We study the corrupted bandit problem, i.e. a stochastic multi-armed bandit problem with $k$ unknown reward distributions, which are heavy-tailed and corrupted by a history-independent adversary or Nature. To be specific, the reward obtained by playing an arm comes from corresponding heavy-tailed reward distribution with probability $1-\varepsilon \in (0.5,1]$ and an arbitrary corruption distribution of unbounded support with probability $\varepsilon \in [0,0.5)$. First, we provide $\textit{a problem-dependent lower bound on the regret}$ of any corrupted bandit algorithm. The lower bounds indicate that the corrupted bandit problem is harder than the classical stochastic bandit problem with sub-Gaussian or heavy-tail rewards. Following that, we propose a novel UCB-type algorithm for corrupted bandits, namely HubUCB, that builds on Huber's estimator for robust mean estimation. Leveraging a novel concentration inequality of Huber's estimator, we prove that HubUCB achieves a near-optimal regret upper bound. Since computing Huber's estimator has quadratic complexity, we further introduce a sequential version of Huber's estimator that exhibits linear complexity. We leverage this sequential estimator to design SeqHubUCB that enjoys similar regret guarantees while reducing the computational burden. Finally, we experimentally illustrate the efficiency of HubUCB and SeqHubUCB in solving corrupted bandits for different reward distributions and different levels of corruptions.

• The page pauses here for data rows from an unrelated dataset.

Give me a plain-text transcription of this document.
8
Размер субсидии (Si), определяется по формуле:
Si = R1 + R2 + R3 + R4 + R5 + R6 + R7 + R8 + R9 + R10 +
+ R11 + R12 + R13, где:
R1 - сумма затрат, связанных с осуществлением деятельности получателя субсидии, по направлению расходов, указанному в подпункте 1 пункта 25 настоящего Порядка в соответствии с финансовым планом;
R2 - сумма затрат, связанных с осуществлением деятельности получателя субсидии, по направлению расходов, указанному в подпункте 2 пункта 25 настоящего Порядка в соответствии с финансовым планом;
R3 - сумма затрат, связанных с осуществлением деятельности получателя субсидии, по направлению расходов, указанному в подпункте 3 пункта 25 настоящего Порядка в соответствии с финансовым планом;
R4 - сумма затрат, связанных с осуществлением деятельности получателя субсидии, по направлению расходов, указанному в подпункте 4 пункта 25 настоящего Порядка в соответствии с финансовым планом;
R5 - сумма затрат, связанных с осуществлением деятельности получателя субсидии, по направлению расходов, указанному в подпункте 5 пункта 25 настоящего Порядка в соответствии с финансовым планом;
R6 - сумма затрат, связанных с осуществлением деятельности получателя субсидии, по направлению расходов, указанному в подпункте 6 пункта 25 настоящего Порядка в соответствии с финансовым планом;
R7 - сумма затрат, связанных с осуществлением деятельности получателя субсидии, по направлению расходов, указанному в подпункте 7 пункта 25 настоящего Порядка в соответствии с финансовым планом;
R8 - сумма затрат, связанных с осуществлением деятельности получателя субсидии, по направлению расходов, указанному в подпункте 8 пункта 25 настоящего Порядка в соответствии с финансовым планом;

翻译:自然损坏的赌博机问题:遗憾的下限和鲁棒乐观算法
我们研究了被自然损坏的赌博机问题,即具有$k$个未知奖励分布的随机多臂赌博机问题,这些奖励分布呈重尾分布。奖励由相应的重尾奖励分布以$1-\varepsilon\in(0.5,1]$的概率和任意的污染分布以$\varepsilon\in[0,0.5)$的概率给出。首先,我们提供了任何损坏赌博机算法的遗憾下限。这些下界表明,损坏赌博机问题比具有亚高斯或重尾奖励的经典随机赌博机问题更难。接下来,我们提出了一种新型的损坏赌博机UCB算法,即HubUCB,它建立在Huber的鲁棒均值估计上。利用Huber估计的新的集中不等式,我们证明了HubUCB能够获得几乎最优的遗憾上限。由于计算Huber估计具有二次复杂度,我们进一步介绍了一个连续的版本,该版本具有线性的复杂度。我们利用这个连续的估计来设计SeqHubUCB,它具有类似的遗憾保证,同时减少了计算负担。最后,我们实验室演示了HubUCB和SeqHubUCB在解决不同奖励分布和不同污染水平的损坏赌博机方面的效率。